Le dossier Paulo Dybala illustre cette logique. L’entraîneur de Boca Juniors a pris contact avec l’attaquant argentin, tandis que la Roma se dit optimiste sur une prolongation. La coexistence de ces deux signaux contradictoires révèle un joueur courtisé, mais aussi un club qui estime avoir les arguments pour le retenir.

Le cas Mason Greenwood, dont le transfert depuis l’OM fait l’objet de négociations, pose une question différente. La Roma prépare une nouvelle formule pour boucler l’opération. L’enjeu dépasse le terrain : intégrer un joueur au passif médiatique lourd dans un vestiaire en construction demande un travail de cohésion que les chiffres de transfert ne mesurent pas.
Un autre indicateur passe sous les radars : Salah-Eddine a rejeté un retour au PSV pour tenter de convaincre Gasperini de lui donner sa chance.

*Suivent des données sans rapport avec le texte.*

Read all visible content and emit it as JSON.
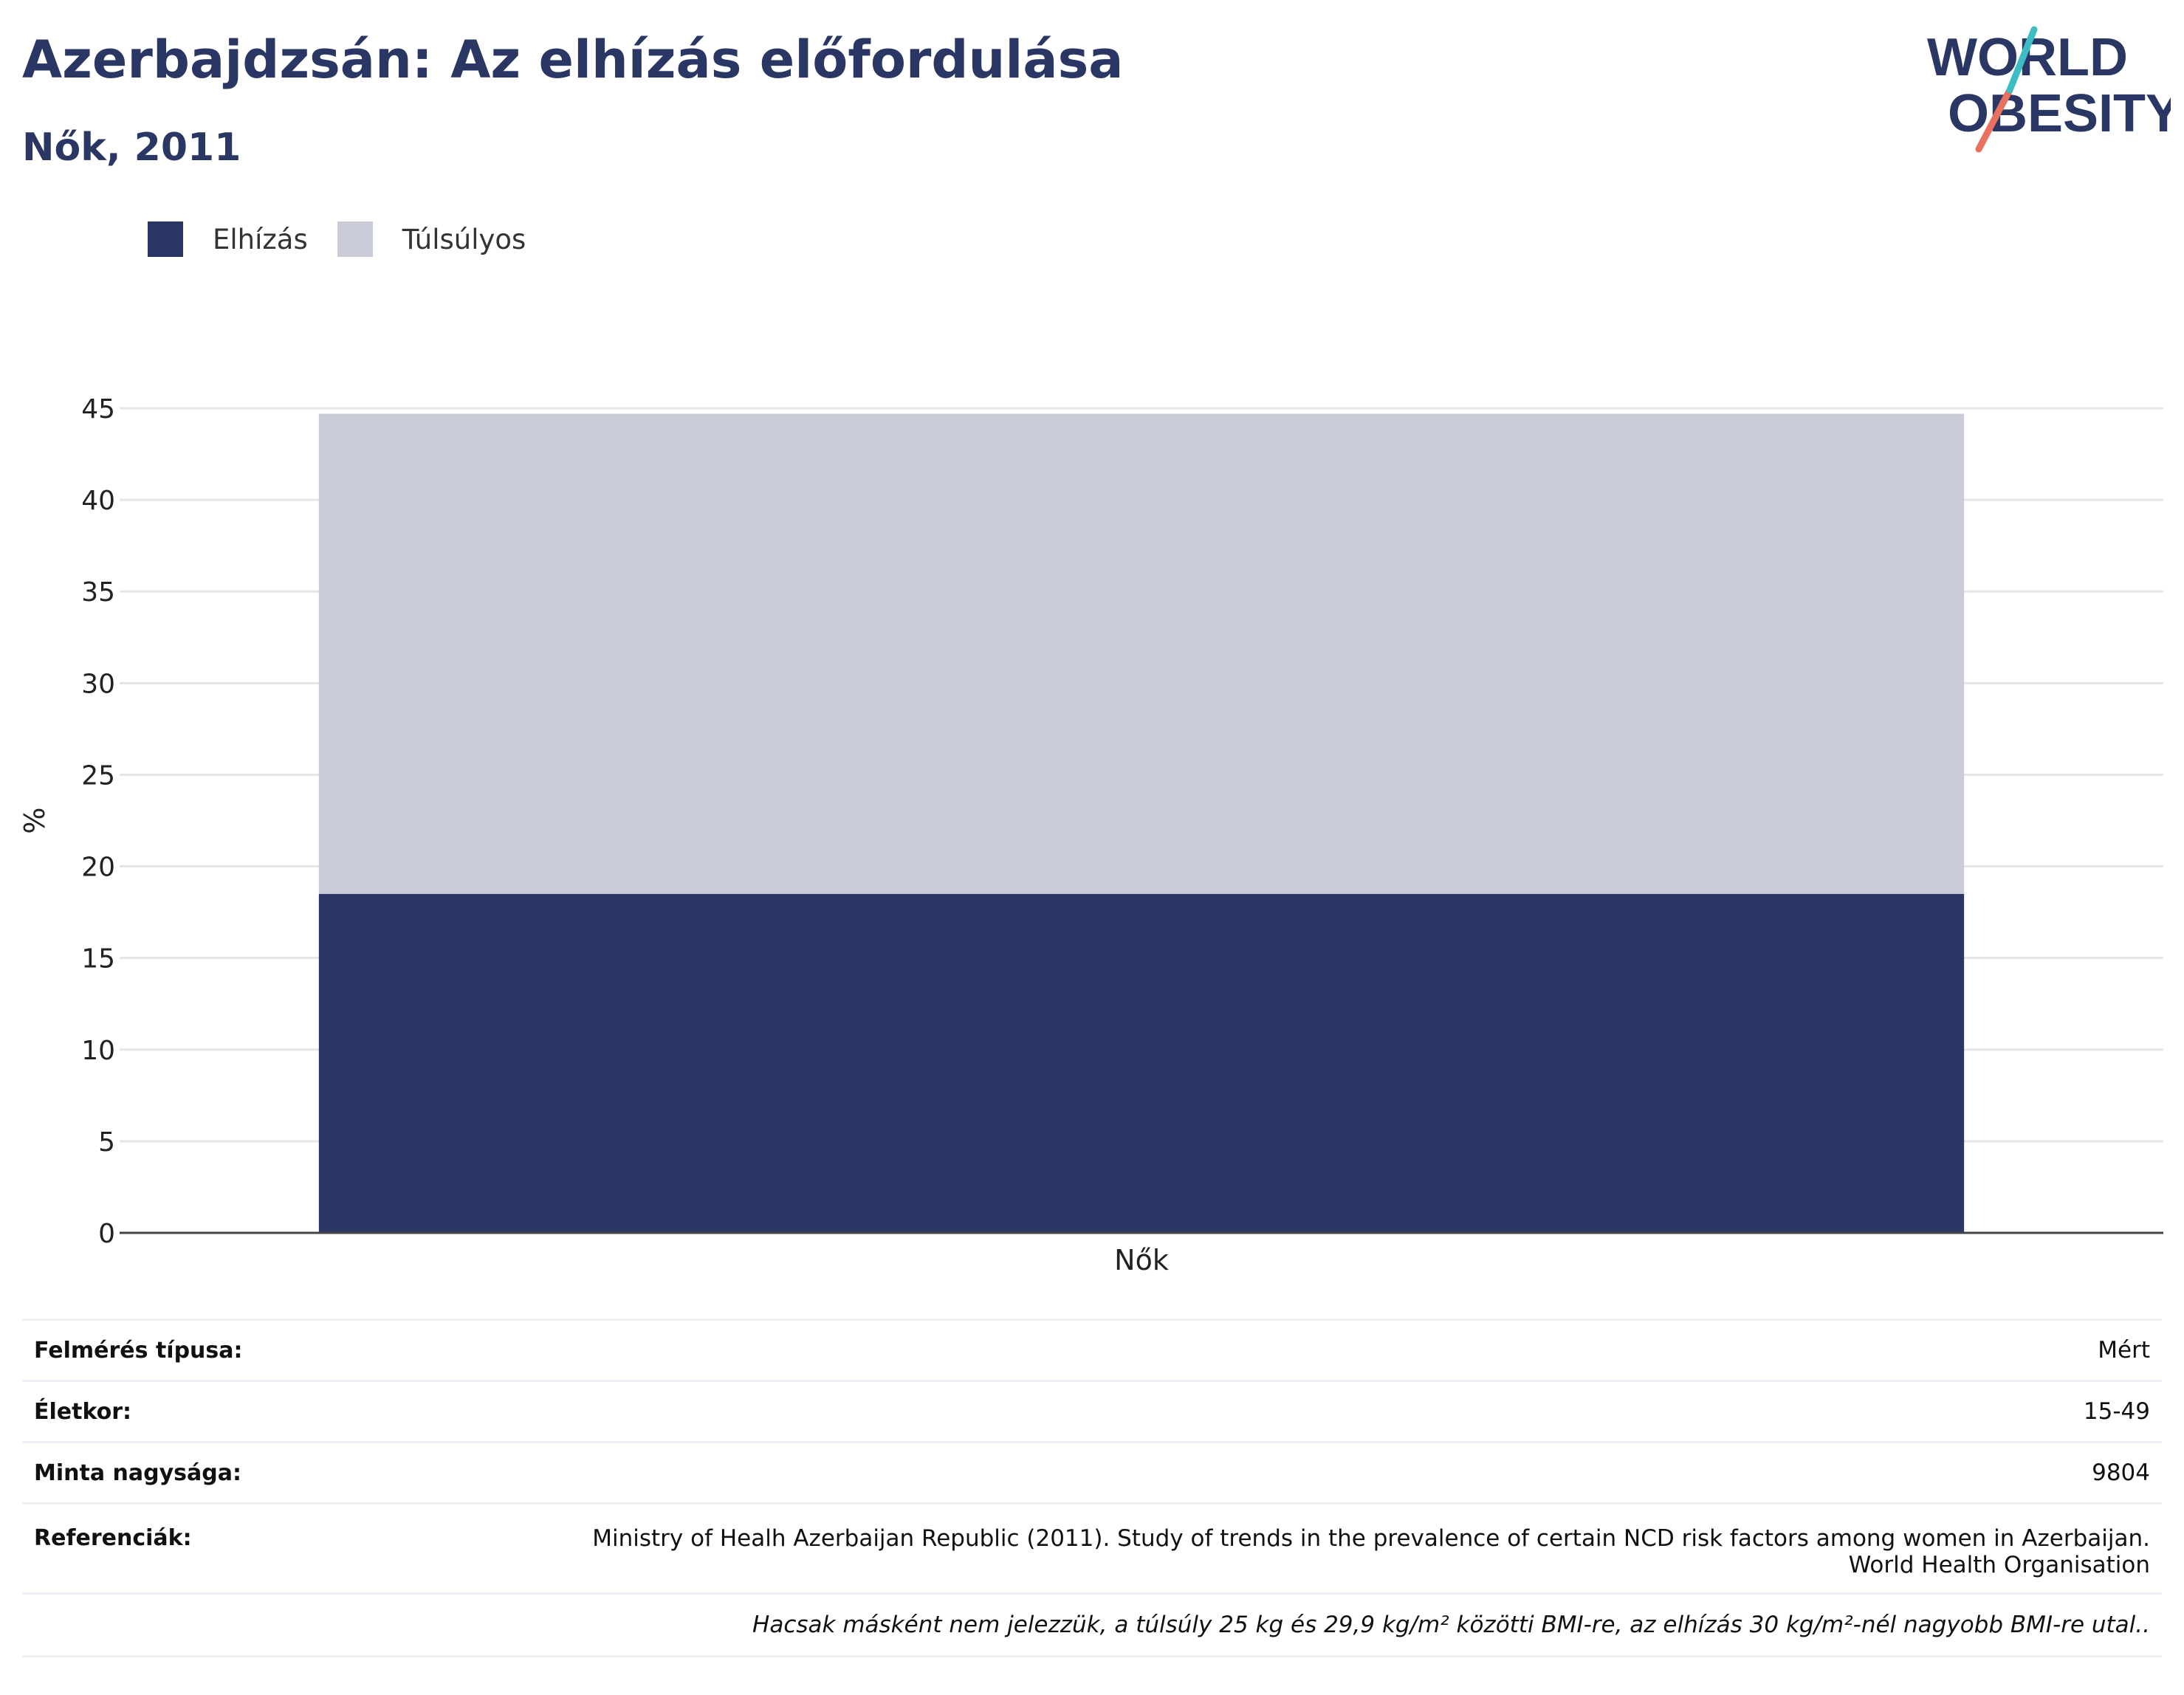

Ce choix, à contre-courant d’une logique de confort, signale un vestiaire où les joueurs en marge perçoivent une possibilité de progression.

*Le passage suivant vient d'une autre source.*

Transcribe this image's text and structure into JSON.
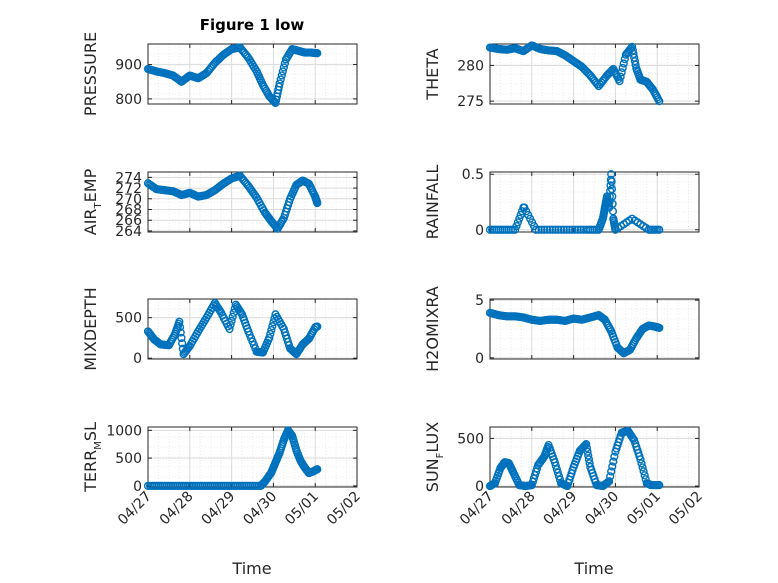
{
  "figure_title": "Figure 1 low",
  "x_axis_label": "Time",
  "colors": {
    "marker": "#0072bd",
    "axes": "#262626",
    "grid": "#dcdcdc"
  },
  "chart_data": [
    {
      "type": "scatter",
      "ylabel_main": "PRESSURE",
      "ylabel_sub": "",
      "ylabel_tail": "",
      "ylim": [
        785,
        960
      ],
      "yticks": [
        800,
        900
      ],
      "xticks": [
        "04/27",
        "04/28",
        "04/29",
        "04/30",
        "05/01",
        "05/02"
      ],
      "xlim": [
        "04/27",
        "05/02"
      ],
      "grid": true,
      "series": [
        {
          "x": [
            0,
            0.2,
            0.4,
            0.6,
            0.8,
            1.0,
            1.2,
            1.4,
            1.6,
            1.8,
            2.0,
            2.2,
            2.4,
            2.6,
            2.75,
            2.9,
            3.05,
            3.15,
            3.3,
            3.45,
            3.6,
            3.75,
            3.9,
            4.05
          ],
          "y": [
            887,
            880,
            875,
            868,
            850,
            868,
            860,
            875,
            905,
            928,
            945,
            950,
            920,
            880,
            840,
            808,
            788,
            845,
            915,
            945,
            940,
            935,
            935,
            933
          ]
        }
      ]
    },
    {
      "type": "scatter",
      "ylabel_main": "THETA",
      "ylabel_sub": "",
      "ylabel_tail": "",
      "ylim": [
        274.6,
        283
      ],
      "yticks": [
        275,
        280
      ],
      "xticks": [
        "04/27",
        "04/28",
        "04/29",
        "04/30",
        "05/01",
        "05/02"
      ],
      "xlim": [
        "04/27",
        "05/02"
      ],
      "grid": true,
      "series": [
        {
          "x": [
            0,
            0.2,
            0.4,
            0.6,
            0.8,
            1.0,
            1.2,
            1.4,
            1.6,
            1.8,
            2.0,
            2.2,
            2.4,
            2.6,
            2.8,
            2.95,
            3.1,
            3.25,
            3.4,
            3.5,
            3.6,
            3.75,
            3.9,
            4.05
          ],
          "y": [
            282.5,
            282.3,
            282.2,
            282.4,
            282.0,
            282.8,
            282.3,
            282.1,
            282.0,
            281.4,
            280.6,
            279.8,
            278.6,
            277.1,
            278.6,
            279.5,
            277.8,
            281.5,
            282.6,
            279.6,
            278.0,
            277.7,
            276.6,
            275.0
          ]
        }
      ]
    },
    {
      "type": "scatter",
      "ylabel_main": "AIR",
      "ylabel_sub": "T",
      "ylabel_tail": "EMP",
      "ylim": [
        263.8,
        275
      ],
      "yticks": [
        264,
        266,
        268,
        270,
        272,
        274
      ],
      "xticks": [
        "04/27",
        "04/28",
        "04/29",
        "04/30",
        "05/01",
        "05/02"
      ],
      "xlim": [
        "04/27",
        "05/02"
      ],
      "grid": true,
      "series": [
        {
          "x": [
            0,
            0.2,
            0.4,
            0.6,
            0.8,
            1.0,
            1.2,
            1.4,
            1.6,
            1.8,
            2.0,
            2.2,
            2.4,
            2.6,
            2.8,
            2.95,
            3.1,
            3.25,
            3.4,
            3.55,
            3.7,
            3.85,
            4.0,
            4.05
          ],
          "y": [
            272.9,
            271.8,
            271.6,
            271.4,
            270.7,
            271.1,
            270.4,
            270.7,
            271.6,
            272.8,
            273.8,
            274.3,
            272.4,
            270.2,
            267.4,
            265.8,
            264.4,
            266.4,
            270.0,
            272.6,
            273.4,
            272.8,
            270.4,
            269.2
          ]
        }
      ]
    },
    {
      "type": "scatter",
      "ylabel_main": "RAINFALL",
      "ylabel_sub": "",
      "ylabel_tail": "",
      "ylim": [
        -0.02,
        0.52
      ],
      "yticks": [
        0,
        0.5
      ],
      "xticks": [
        "04/27",
        "04/28",
        "04/29",
        "04/30",
        "05/01",
        "05/02"
      ],
      "xlim": [
        "04/27",
        "05/02"
      ],
      "grid": true,
      "series": [
        {
          "x": [
            0,
            0.3,
            0.6,
            0.8,
            0.82,
            1.1,
            1.5,
            1.9,
            2.3,
            2.6,
            2.7,
            2.75,
            2.8,
            2.85,
            2.9,
            2.95,
            3.0,
            3.4,
            3.8,
            4.05
          ],
          "y": [
            0,
            0,
            0,
            0.2,
            0.2,
            0,
            0,
            0,
            0,
            0,
            0.1,
            0.2,
            0.3,
            0.2,
            0.5,
            0.1,
            0,
            0.1,
            0,
            0
          ]
        }
      ]
    },
    {
      "type": "scatter",
      "ylabel_main": "MIXDEPTH",
      "ylabel_sub": "",
      "ylabel_tail": "",
      "ylim": [
        -10,
        730
      ],
      "yticks": [
        0,
        500
      ],
      "xticks": [
        "04/27",
        "04/28",
        "04/29",
        "04/30",
        "05/01",
        "05/02"
      ],
      "xlim": [
        "04/27",
        "05/02"
      ],
      "grid": true,
      "series": [
        {
          "x": [
            0,
            0.15,
            0.3,
            0.5,
            0.65,
            0.75,
            0.85,
            1.0,
            1.2,
            1.4,
            1.6,
            1.75,
            1.95,
            2.1,
            2.25,
            2.4,
            2.6,
            2.75,
            2.9,
            3.05,
            3.25,
            3.4,
            3.55,
            3.7,
            3.85,
            4.0,
            4.05
          ],
          "y": [
            330,
            230,
            170,
            160,
            300,
            450,
            50,
            150,
            330,
            500,
            680,
            560,
            360,
            660,
            540,
            330,
            80,
            70,
            250,
            540,
            360,
            120,
            50,
            170,
            240,
            380,
            390
          ]
        }
      ]
    },
    {
      "type": "scatter",
      "ylabel_main": "H2OMIXRA",
      "ylabel_sub": "",
      "ylabel_tail": "",
      "ylim": [
        -0.1,
        5.1
      ],
      "yticks": [
        0,
        5
      ],
      "xticks": [
        "04/27",
        "04/28",
        "04/29",
        "04/30",
        "05/01",
        "05/02"
      ],
      "xlim": [
        "04/27",
        "05/02"
      ],
      "grid": true,
      "series": [
        {
          "x": [
            0,
            0.2,
            0.4,
            0.6,
            0.8,
            1.0,
            1.2,
            1.4,
            1.6,
            1.8,
            2.0,
            2.2,
            2.4,
            2.6,
            2.75,
            2.9,
            3.05,
            3.2,
            3.35,
            3.5,
            3.65,
            3.8,
            3.95,
            4.05
          ],
          "y": [
            3.9,
            3.7,
            3.6,
            3.6,
            3.5,
            3.3,
            3.2,
            3.3,
            3.3,
            3.2,
            3.4,
            3.3,
            3.5,
            3.7,
            3.3,
            2.3,
            0.9,
            0.4,
            0.7,
            1.7,
            2.5,
            2.8,
            2.7,
            2.6
          ]
        }
      ]
    },
    {
      "type": "scatter",
      "ylabel_main": "TERR",
      "ylabel_sub": "M",
      "ylabel_tail": "SL",
      "ylim": [
        -20,
        1060
      ],
      "yticks": [
        0,
        500,
        1000
      ],
      "xticks": [
        "04/27",
        "04/28",
        "04/29",
        "04/30",
        "05/01",
        "05/02"
      ],
      "xlim": [
        "04/27",
        "05/02"
      ],
      "grid": true,
      "series": [
        {
          "x": [
            0,
            0.3,
            0.6,
            0.9,
            1.2,
            1.5,
            1.8,
            2.1,
            2.4,
            2.7,
            2.8,
            2.95,
            3.05,
            3.15,
            3.25,
            3.35,
            3.45,
            3.55,
            3.65,
            3.75,
            3.85,
            3.95,
            4.05
          ],
          "y": [
            0,
            0,
            0,
            0,
            0,
            0,
            0,
            0,
            0,
            0,
            80,
            240,
            420,
            600,
            830,
            1000,
            900,
            640,
            450,
            330,
            230,
            260,
            300
          ]
        }
      ]
    },
    {
      "type": "scatter",
      "ylabel_main": "SUN",
      "ylabel_sub": "F",
      "ylabel_tail": "LUX",
      "ylim": [
        -10,
        620
      ],
      "yticks": [
        0,
        500
      ],
      "xticks": [
        "04/27",
        "04/28",
        "04/29",
        "04/30",
        "05/01",
        "05/02"
      ],
      "xlim": [
        "04/27",
        "05/02"
      ],
      "grid": true,
      "series": [
        {
          "x": [
            0,
            0.12,
            0.25,
            0.35,
            0.45,
            0.55,
            0.7,
            0.85,
            1.0,
            1.15,
            1.3,
            1.4,
            1.55,
            1.7,
            1.85,
            2.0,
            2.15,
            2.3,
            2.4,
            2.55,
            2.7,
            2.85,
            3.0,
            3.15,
            3.3,
            3.45,
            3.6,
            3.75,
            3.85,
            4.05
          ],
          "y": [
            0,
            30,
            190,
            250,
            240,
            150,
            10,
            0,
            10,
            220,
            310,
            430,
            250,
            30,
            0,
            200,
            370,
            440,
            200,
            10,
            0,
            50,
            360,
            560,
            580,
            480,
            280,
            30,
            10,
            10
          ]
        }
      ]
    }
  ]
}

Confiance du staff et bien-être des joueurs : le facteur Gasperini
Dans les interviews récentes relayées autour du football professionnel, un thème revient avec insistance : la confiance accordée par le coach et le staff est décrite comme « primordiale » pour le bien-être et la performance. Ce constat, formulé dans le contexte de la Roma sous Gasperini, prend une dimension particulière.
Gasperini a bâti sa réputation sur un système tactique exigeant, mais aussi sur sa capacité à transformer des joueurs sous-estimés. Son arrivée à la Roma a redéfini les attentes individuelles. La notion de dialogue constant avec le staff, mentionnée par plusieurs sources proches du vestiaire, constitue un pilier de son management.

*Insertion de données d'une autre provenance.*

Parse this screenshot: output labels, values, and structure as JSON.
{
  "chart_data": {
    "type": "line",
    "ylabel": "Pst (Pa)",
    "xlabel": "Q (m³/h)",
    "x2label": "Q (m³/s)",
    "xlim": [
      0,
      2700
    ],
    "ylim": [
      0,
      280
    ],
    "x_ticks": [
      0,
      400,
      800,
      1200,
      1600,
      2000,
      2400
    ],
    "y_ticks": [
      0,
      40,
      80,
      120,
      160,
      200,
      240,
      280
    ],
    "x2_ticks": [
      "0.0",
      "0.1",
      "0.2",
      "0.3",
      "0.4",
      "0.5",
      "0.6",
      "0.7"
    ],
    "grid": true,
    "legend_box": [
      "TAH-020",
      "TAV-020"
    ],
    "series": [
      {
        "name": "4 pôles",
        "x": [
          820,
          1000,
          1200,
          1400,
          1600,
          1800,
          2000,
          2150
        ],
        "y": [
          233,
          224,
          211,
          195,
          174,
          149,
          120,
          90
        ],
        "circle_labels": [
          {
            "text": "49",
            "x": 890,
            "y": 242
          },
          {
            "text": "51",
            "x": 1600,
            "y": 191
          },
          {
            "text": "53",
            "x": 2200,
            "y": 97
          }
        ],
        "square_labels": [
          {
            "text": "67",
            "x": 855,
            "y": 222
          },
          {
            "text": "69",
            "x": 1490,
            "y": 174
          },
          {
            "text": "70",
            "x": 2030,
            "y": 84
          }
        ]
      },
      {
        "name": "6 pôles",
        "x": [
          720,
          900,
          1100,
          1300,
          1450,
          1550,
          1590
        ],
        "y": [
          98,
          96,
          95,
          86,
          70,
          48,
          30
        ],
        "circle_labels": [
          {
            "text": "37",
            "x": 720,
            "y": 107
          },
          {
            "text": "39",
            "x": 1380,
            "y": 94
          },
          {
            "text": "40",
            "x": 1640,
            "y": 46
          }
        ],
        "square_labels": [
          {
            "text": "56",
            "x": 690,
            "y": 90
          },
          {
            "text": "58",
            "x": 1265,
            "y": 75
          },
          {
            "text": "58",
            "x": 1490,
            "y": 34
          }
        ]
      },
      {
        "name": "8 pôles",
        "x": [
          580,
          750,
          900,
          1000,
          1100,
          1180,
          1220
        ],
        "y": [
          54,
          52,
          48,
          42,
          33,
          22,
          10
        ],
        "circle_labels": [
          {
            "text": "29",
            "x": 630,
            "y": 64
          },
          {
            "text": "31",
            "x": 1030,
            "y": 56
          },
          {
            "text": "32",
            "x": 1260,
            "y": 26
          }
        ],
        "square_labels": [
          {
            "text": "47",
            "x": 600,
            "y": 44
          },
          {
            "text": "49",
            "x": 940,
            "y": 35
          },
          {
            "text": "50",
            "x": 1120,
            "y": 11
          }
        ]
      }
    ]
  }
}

- Le soutien du staff est présenté comme un facteur de performance autant que la préparation physique ou tactique
- Le dialogue quotidien entre joueurs et encadrement réduit les tensions liées aux choix de composition
- Cette approche explique en partie pourquoi des profils comme El Aynaoui ou Salah-Eddine choisissent de rester plutôt que de chercher du temps de jeu ailleurs
L’affaire Zaniolo, accusé d’avoir frappé deux jeunes joueurs du club, rappelle que l’équilibre d’un vestiaire reste fragile. La Roma s’est publiquement dite « consternée » par ces faits. Cette réaction officielle, inhabituellement directe, montre un club qui protège sa culture interne même au prix d’un conflit public avec un ancien élément.
Le vestiaire de la Roma se lit à travers ces micro-décisions et ces déclarations dispersées. Un défenseur jugé intouchable, un remplaçant heureux, un joueur en marge qui refuse de partir, un club qui recadre publiquement un ancien : ces signaux, pris isolément, semblent anecdotiques. Assemblés, ils dessinent un groupe où la cohésion se construit par des choix quotidiens plus que par des discours.